Recently taking the reins is Jean Imbert, something of a maverick choice that has caused quite the stir. The 40-year-old arrives with no prior Michelin stars, instead having made his name as the winner of the TV competition Top Chef and with a large social media presence that sees him hobnobbing with the likes of Pharrell and Jay Z. But despite this glamorous facade, he comes with serious chops, having trained at the renowned Institut Paul Bocuse and throughout his career demonstrating a refined appreciation for both the traditional and the contemporary. As well as Le Relais Plaza, he is also presenting another culinary concept at the hotel in the form of the recently launched Jean Imbert au Plaza Athénée.
The space
Le Relais Plaza offers a classic Parisian brasserie experience on a grand scale. Ever since it opened in 1936 it has been the place to see and be seen, with a revolving door of the chicest celebrities of the day. And there’s certainly much to admire in the impressive space, one of the city’s last remaining Art Deco dining rooms, featuring Diane Chasseresse’s original frescoes, a stunning Lalique chandelier and engraved zodiac-stained glass. Elegant modern touches have been respectfully incorporated thanks to a reimagining by design duo Bruno Moinard and Claire Bétaille, while Imbert has helped create unique tableware to bring his concept to life.
The menu
With such a large task on his hands, Imbert has gone big with the menu at Le Relais Plaza. And this is not just when it comes to flavour, but also the portions. This is decadent and comforting French food at its finest, served generously to create a convivial dining atmosphere. Alongside executive chef Jocelyn Herland he has created a lineup of dishes inspired by his grandmother’s hearty cooking, but with the elevated presentation expected of such a destination. This includes sharing starters of her signature pâté, while lighter options draw on the best seasonal French produce for inspiration.

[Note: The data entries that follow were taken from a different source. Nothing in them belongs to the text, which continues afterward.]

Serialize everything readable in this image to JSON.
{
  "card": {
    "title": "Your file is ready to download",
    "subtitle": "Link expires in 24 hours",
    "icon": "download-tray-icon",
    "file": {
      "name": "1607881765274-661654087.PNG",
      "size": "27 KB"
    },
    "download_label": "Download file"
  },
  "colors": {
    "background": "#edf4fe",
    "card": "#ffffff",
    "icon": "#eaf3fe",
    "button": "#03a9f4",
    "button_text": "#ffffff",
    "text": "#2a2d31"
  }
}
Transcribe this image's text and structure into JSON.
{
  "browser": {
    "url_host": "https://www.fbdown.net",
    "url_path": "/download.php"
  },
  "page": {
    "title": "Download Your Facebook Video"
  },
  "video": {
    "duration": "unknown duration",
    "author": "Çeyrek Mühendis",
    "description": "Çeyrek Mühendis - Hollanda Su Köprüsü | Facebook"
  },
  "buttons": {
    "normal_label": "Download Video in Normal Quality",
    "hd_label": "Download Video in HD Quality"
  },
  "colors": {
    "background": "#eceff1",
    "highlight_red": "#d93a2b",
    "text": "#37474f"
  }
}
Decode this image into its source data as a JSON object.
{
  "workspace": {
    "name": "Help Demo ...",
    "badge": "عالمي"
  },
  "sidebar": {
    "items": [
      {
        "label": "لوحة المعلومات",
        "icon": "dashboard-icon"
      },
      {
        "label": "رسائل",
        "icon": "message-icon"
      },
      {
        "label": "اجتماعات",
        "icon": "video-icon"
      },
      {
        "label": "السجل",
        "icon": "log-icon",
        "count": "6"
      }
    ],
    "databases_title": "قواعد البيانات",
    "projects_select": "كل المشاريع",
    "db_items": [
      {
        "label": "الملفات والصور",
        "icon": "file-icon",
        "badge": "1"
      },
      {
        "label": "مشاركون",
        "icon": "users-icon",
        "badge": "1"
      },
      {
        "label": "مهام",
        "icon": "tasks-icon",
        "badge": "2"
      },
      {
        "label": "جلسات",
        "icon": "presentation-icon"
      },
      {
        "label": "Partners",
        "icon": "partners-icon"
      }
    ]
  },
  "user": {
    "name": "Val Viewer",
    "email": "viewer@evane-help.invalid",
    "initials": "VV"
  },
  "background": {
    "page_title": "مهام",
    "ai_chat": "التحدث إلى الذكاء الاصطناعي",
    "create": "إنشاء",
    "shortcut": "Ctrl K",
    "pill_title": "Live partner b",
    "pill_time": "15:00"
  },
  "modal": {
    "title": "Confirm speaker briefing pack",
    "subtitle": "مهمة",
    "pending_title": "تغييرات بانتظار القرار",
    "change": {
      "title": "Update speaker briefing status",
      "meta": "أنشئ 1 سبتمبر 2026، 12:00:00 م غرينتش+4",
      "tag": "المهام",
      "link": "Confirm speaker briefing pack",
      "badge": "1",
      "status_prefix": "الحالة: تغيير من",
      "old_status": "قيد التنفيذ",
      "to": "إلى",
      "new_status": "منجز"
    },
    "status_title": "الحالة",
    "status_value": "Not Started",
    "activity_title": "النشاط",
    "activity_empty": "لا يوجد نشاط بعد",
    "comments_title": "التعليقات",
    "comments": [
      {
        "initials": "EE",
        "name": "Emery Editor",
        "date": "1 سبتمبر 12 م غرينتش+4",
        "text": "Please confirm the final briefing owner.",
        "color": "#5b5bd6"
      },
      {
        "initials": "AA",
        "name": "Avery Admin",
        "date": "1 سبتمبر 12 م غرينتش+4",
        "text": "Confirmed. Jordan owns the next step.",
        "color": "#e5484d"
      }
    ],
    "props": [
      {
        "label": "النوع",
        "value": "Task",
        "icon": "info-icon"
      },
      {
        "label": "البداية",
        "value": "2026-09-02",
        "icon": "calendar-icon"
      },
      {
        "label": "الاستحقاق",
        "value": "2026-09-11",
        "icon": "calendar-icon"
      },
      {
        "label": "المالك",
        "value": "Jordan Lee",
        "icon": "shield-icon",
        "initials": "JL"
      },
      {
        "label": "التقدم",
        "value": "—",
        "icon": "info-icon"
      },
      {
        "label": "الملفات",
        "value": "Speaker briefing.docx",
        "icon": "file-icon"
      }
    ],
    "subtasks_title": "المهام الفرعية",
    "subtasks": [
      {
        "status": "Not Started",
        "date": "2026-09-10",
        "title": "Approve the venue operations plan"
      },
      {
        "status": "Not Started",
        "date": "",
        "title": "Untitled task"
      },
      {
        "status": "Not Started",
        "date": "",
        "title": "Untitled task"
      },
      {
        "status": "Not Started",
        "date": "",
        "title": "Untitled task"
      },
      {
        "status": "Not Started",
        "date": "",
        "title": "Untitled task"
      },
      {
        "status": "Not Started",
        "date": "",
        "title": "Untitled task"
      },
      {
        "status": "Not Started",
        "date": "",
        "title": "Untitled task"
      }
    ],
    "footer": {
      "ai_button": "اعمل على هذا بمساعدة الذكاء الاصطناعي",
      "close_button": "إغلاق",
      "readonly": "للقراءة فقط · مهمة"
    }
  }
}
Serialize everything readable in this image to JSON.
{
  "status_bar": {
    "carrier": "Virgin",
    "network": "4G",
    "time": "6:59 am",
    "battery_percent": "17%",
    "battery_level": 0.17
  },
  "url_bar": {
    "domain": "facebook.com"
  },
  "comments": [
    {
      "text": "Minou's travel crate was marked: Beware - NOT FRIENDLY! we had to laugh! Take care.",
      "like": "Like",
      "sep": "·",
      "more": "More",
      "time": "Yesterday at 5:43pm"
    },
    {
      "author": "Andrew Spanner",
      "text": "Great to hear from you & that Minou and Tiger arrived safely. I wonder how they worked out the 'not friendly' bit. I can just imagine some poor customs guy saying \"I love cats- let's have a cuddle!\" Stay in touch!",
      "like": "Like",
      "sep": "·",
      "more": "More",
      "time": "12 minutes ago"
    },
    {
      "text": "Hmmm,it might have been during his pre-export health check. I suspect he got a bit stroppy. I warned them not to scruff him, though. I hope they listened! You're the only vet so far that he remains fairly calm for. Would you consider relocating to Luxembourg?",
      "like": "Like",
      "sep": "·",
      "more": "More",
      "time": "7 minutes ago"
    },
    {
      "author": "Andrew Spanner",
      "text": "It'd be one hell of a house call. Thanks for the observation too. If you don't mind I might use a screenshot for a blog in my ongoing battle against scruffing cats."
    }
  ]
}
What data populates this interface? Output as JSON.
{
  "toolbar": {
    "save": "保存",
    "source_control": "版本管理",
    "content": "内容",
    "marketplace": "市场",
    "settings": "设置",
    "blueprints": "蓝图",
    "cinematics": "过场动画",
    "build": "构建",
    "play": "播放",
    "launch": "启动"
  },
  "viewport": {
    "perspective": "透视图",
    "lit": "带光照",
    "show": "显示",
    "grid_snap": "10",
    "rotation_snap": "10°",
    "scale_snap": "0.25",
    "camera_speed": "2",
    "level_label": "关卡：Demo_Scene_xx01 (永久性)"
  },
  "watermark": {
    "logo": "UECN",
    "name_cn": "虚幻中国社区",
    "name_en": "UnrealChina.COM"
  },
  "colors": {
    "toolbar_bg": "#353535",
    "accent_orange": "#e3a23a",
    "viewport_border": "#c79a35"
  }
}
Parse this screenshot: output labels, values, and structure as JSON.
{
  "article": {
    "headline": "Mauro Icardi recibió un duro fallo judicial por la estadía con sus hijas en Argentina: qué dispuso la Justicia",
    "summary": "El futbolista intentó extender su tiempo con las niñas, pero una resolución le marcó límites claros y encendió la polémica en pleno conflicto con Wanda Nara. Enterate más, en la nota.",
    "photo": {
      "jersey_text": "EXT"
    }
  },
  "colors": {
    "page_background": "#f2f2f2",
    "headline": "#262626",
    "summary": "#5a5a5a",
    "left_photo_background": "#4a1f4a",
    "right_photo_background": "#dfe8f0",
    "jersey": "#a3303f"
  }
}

The mains are heavy on the meat and fish options and have a richness perfect for this time of year. A particular showstopper is the immaculate pastry pie, packed with beef fillet and served with a side dish of the creamiest potato dauphinois destined to be shared around the table. Meanwhile, each day of the week there is the opportunity to try a special dish, making it well worth a repeat visit.
As hard as it may be, it’s worth leaving room for dessert. The vision of former world pastry champion Angelo Musa and pastry chef Elisabeth Hot, the pair bring a unique and playful twist on some classics. Particularly intriguing was the île flottante, the usual puffy clouds of meringue transformed into a smart and modern dish that melts in the mouth.
The bill
A meal for two, without wine, is around €200
The verdict
Despite the furore around his appointment, here Imbert proves a safe pair of hands. The dishes don’t stray far from the traditional French brasserie style that is a proven crowd pleaser, but with a sense of refinement and occasion more than worthy of such esteemed surroundings.